I don't know if management training would help if the men in those positions are still not taking the issue seriously. Perhaps having more women in positions of power would do this, but in my experience, I have seen women simply end up acting the same as the men would have because they need to act as much like a man as possible to be taken seriously in their position. It seems that a much bigger social shift in thinking is required, one in which men take responsibility for their employees' (and friends' and family's) safety and comfort at the workplace instead of casting aside concerns as unimportant.

K. Russell said...

I agree with Avneet. It does seem to be an issue that requires larger social change in order to actually make any sizable difference. However, this seems like a rather daunting idea because, as your post points out, part of this problem is the internal culture of the service industry itself. Having "the customer is always right" as the go to service industry standard we've given customers a sense of entitlement. Men think they can get away with inappropriate actions towards female workers because that's what they've always been allowed to get away with. I think a good place to start with changing this attitude is to change this standard.

Kim said...

I don't think that you are reading into "an old adage" too much! My experience in the service industry was riddled with a combination of people talking down to me and saying I was stupid as well as people hitting on me. Looking back now this is particularly disturbing because for two years when I worked at KFC in high school I was hit on and was pretty obviously under age. I never spoke up and asked the customer to be kicked out or told to stop. I'm not sure if this was because I didn't realize how bad it was, or because I didn't think my boss would actually take me seriously.

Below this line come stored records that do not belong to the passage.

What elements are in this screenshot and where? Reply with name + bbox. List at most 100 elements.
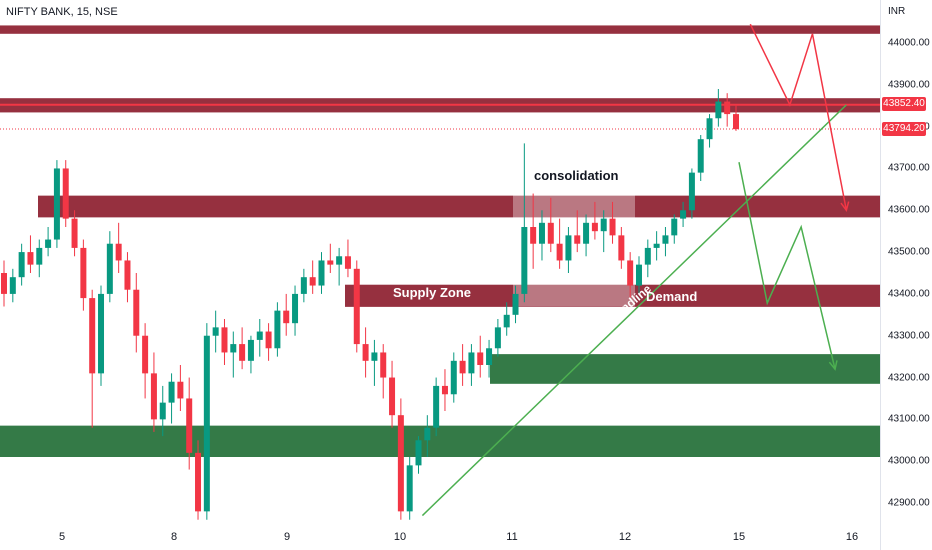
supply-zone [38, 195, 880, 218]
candle-body [327, 260, 334, 265]
zones-layer [0, 25, 880, 457]
levels-layer [0, 103, 880, 130]
consolidation-box [513, 193, 635, 307]
y-tick-label: 43700.00 [888, 162, 930, 174]
x-tick-label: 12 [618, 531, 632, 543]
candle-body [80, 247, 87, 299]
candle-body [168, 381, 175, 403]
supply-zone-label: Supply Zone [393, 285, 471, 300]
candle-body [653, 243, 660, 248]
candle-body [424, 427, 431, 441]
y-tick-label: 42900.00 [888, 497, 930, 509]
price-tag-high: 43852.40 [882, 97, 926, 111]
candle-body [274, 310, 281, 349]
y-tick-label: 43200.00 [888, 372, 930, 384]
candle-body [186, 398, 193, 453]
candle-body [380, 352, 387, 378]
candle-body [697, 139, 704, 173]
candle-body [618, 235, 625, 261]
candle-body [706, 118, 713, 140]
candle-body [71, 218, 78, 248]
candle-body [124, 260, 131, 290]
candle-body [256, 331, 263, 340]
y-tick-label: 43000.00 [888, 455, 930, 467]
candle-body [362, 344, 369, 361]
price-tag-last: 43794.20 [882, 122, 926, 136]
candle-body [203, 335, 210, 512]
candle-body [292, 293, 299, 324]
trendline [421, 104, 847, 517]
candle-body [9, 277, 16, 294]
candle-body [36, 247, 43, 265]
candle-body [671, 218, 678, 236]
candle-body [406, 465, 413, 512]
candles-layer [1, 89, 739, 520]
candle-body [503, 314, 510, 328]
projection-green-path [738, 162, 836, 370]
candle-body [336, 256, 343, 265]
candle-body [142, 335, 149, 374]
demand-zone [0, 425, 880, 457]
y-tick-label: 43400.00 [888, 288, 930, 300]
candle-body [265, 331, 272, 349]
candle-body [283, 310, 290, 324]
candle-body [247, 339, 254, 361]
candle-body [300, 277, 307, 294]
candle-body [441, 385, 448, 395]
candle-body [1, 273, 7, 294]
candle-body [556, 243, 563, 261]
candle-body [644, 247, 651, 265]
candle-body [344, 256, 351, 269]
x-tick-label: 15 [732, 531, 746, 543]
supply-zone [0, 25, 880, 34]
candle-body [212, 327, 219, 336]
x-tick-label: 9 [283, 531, 291, 543]
candle-body [565, 235, 572, 261]
candle-body [195, 452, 202, 512]
candle-body [583, 222, 590, 244]
x-tick-label: 8 [170, 531, 178, 543]
candle-body [538, 222, 545, 244]
price-axis-separator [880, 0, 881, 550]
x-tick-label: 11 [506, 531, 518, 543]
candle-body [133, 289, 140, 336]
supply-zone [345, 284, 880, 307]
demand-zone [490, 354, 880, 384]
candle-body [512, 293, 519, 315]
y-tick-label: 44000.00 [888, 37, 930, 49]
candle-body [459, 360, 466, 374]
candle-body [521, 227, 528, 294]
projection-green-path-arrowhead [828, 360, 838, 371]
candle-body [486, 348, 493, 365]
candle-body [221, 327, 228, 353]
candle-body [159, 402, 166, 420]
candle-body [397, 415, 404, 512]
candle-body [680, 210, 687, 219]
demand-label: Demand [646, 289, 698, 304]
y-tick-label: 43600.00 [888, 204, 930, 216]
candle-body [450, 360, 457, 395]
candle-body [724, 101, 731, 115]
candle-body [177, 381, 184, 399]
candle-body [230, 344, 237, 353]
candle-body [309, 277, 316, 286]
candle-body [530, 227, 537, 244]
y-tick-label: 43900.00 [888, 79, 930, 91]
x-tick-label: 16 [845, 531, 859, 543]
candle-body [53, 168, 60, 240]
candle-body [106, 243, 113, 294]
candle-body [389, 377, 396, 416]
y-tick-label: 43500.00 [888, 246, 930, 258]
candle-body [371, 352, 378, 361]
x-tick-label: 5 [58, 531, 66, 543]
candle-body [27, 252, 34, 265]
x-tick-label: 10 [393, 531, 407, 543]
y-tick-label: 43100.00 [888, 413, 930, 425]
candle-body [89, 298, 96, 374]
candle-body [150, 373, 157, 420]
candle-body [18, 252, 25, 278]
candle-body [591, 222, 598, 232]
candle-body [318, 260, 325, 286]
lines-layer [421, 23, 850, 517]
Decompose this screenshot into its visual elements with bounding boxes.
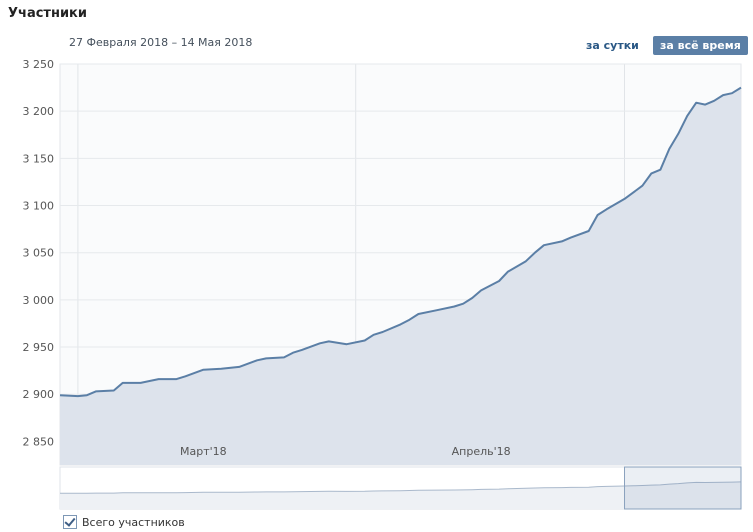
page-title: Участники: [8, 6, 87, 21]
y-tick-label: 3 250: [23, 58, 55, 71]
period-all-button[interactable]: за всё время: [653, 36, 748, 55]
y-tick-label: 2 850: [23, 435, 55, 448]
navigator-selection: [624, 466, 742, 510]
members-chart: 3 250 3 200 3 150 3 100 3 050 3 000 2 950 2 900…: [23, 58, 742, 510]
y-tick-label: 3 000: [23, 294, 55, 307]
y-tick-label: 2 950: [23, 341, 55, 354]
legend: Всего участников: [63, 514, 185, 530]
y-tick-label: 3 200: [23, 105, 55, 118]
legend-label: Всего участников: [82, 515, 185, 529]
navigator-area: [60, 481, 741, 509]
date-range: 27 Февраля 2018 – 14 Мая 2018: [69, 36, 253, 49]
x-month-label: Апрель'18: [452, 445, 511, 458]
series-area: [60, 87, 741, 465]
y-tick-label: 3 050: [23, 247, 55, 260]
y-tick-label: 3 150: [23, 152, 55, 165]
y-tick-label: 2 900: [23, 388, 55, 401]
legend-checkbox[interactable]: [63, 515, 77, 529]
navigator-line: [60, 481, 742, 494]
series-line: [59, 86, 742, 398]
x-month-label: Март'18: [180, 445, 227, 458]
y-tick-label: 3 100: [23, 200, 55, 213]
period-day-button[interactable]: за сутки: [586, 39, 639, 52]
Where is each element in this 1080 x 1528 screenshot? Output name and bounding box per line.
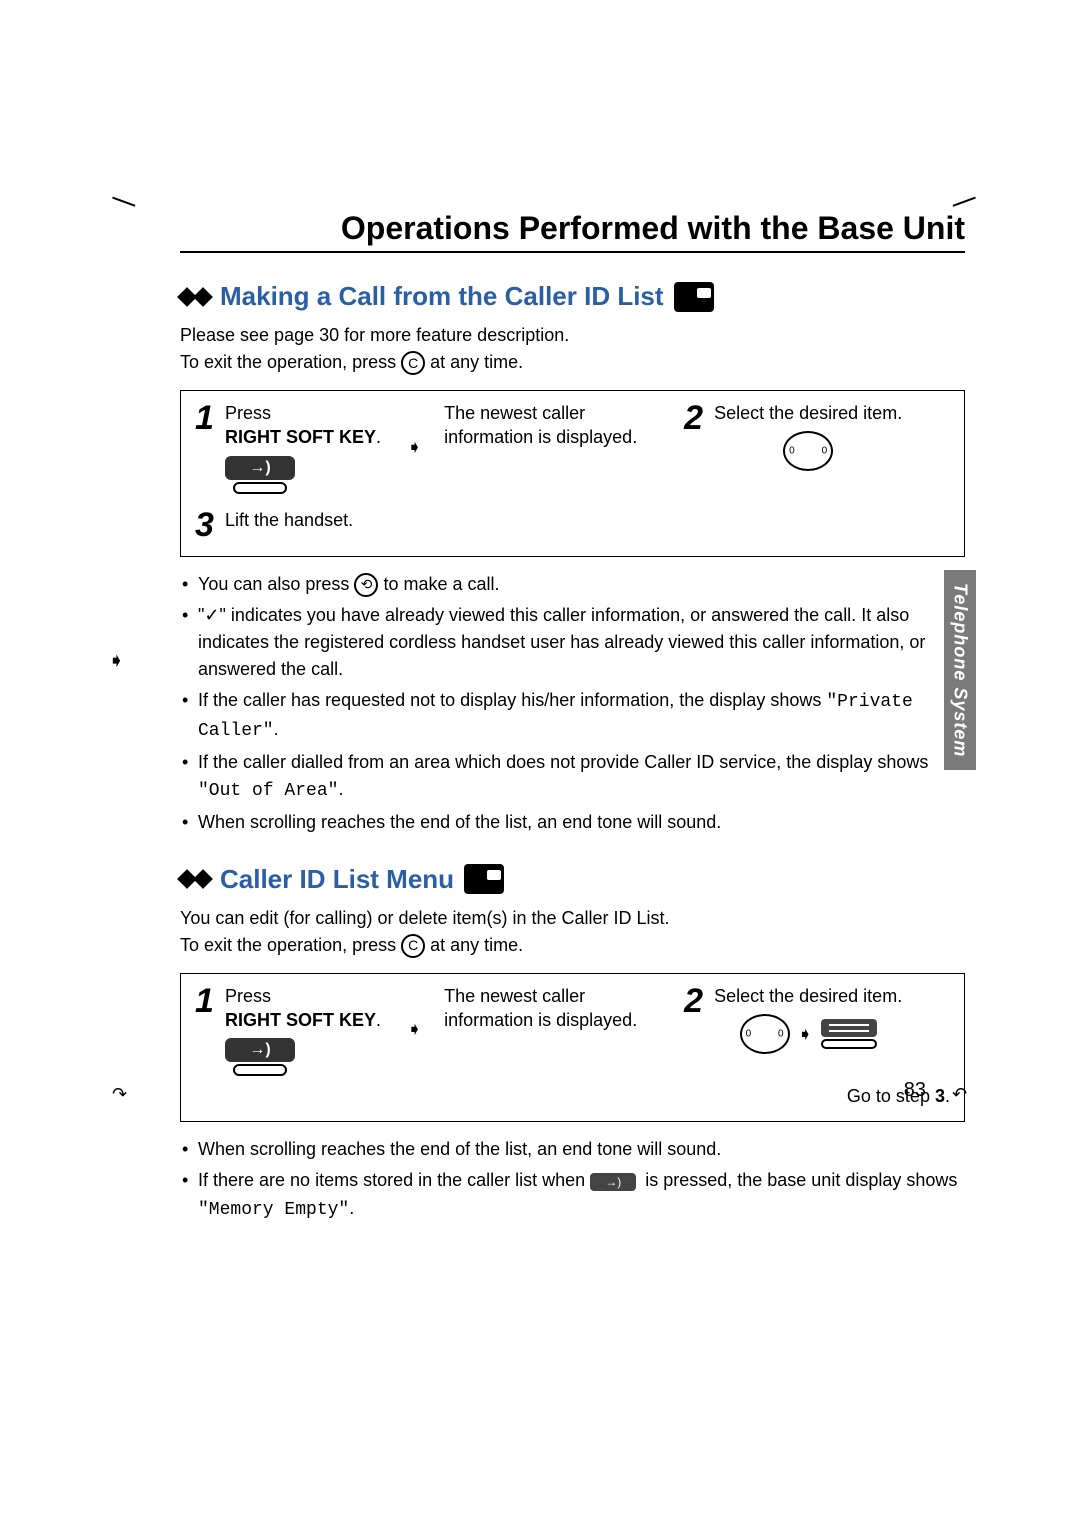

The idea that "sex sells" is still prevalent in restaurants. I have friends who, because they wanted more money from tips, would wear tight tank tops and skirts as servers. The difference in tips they received when they wore skirts versus when they wore pants was obvious.

Perhaps it's an issue with employers who need to do more to protect their employees from sexual harassment. But personally I think it's bigger than that. Many customers don't see service workers as real people outside of their job, and are therefore more likely to treat them like objects. The "customer is always right" feeds into this idea. Service workers aren't people worthy of valid feelings or emotions because the customer is always right. This creates an environment where harassment of women is relatively acceptable, particularly if the harassment comes with higher tips.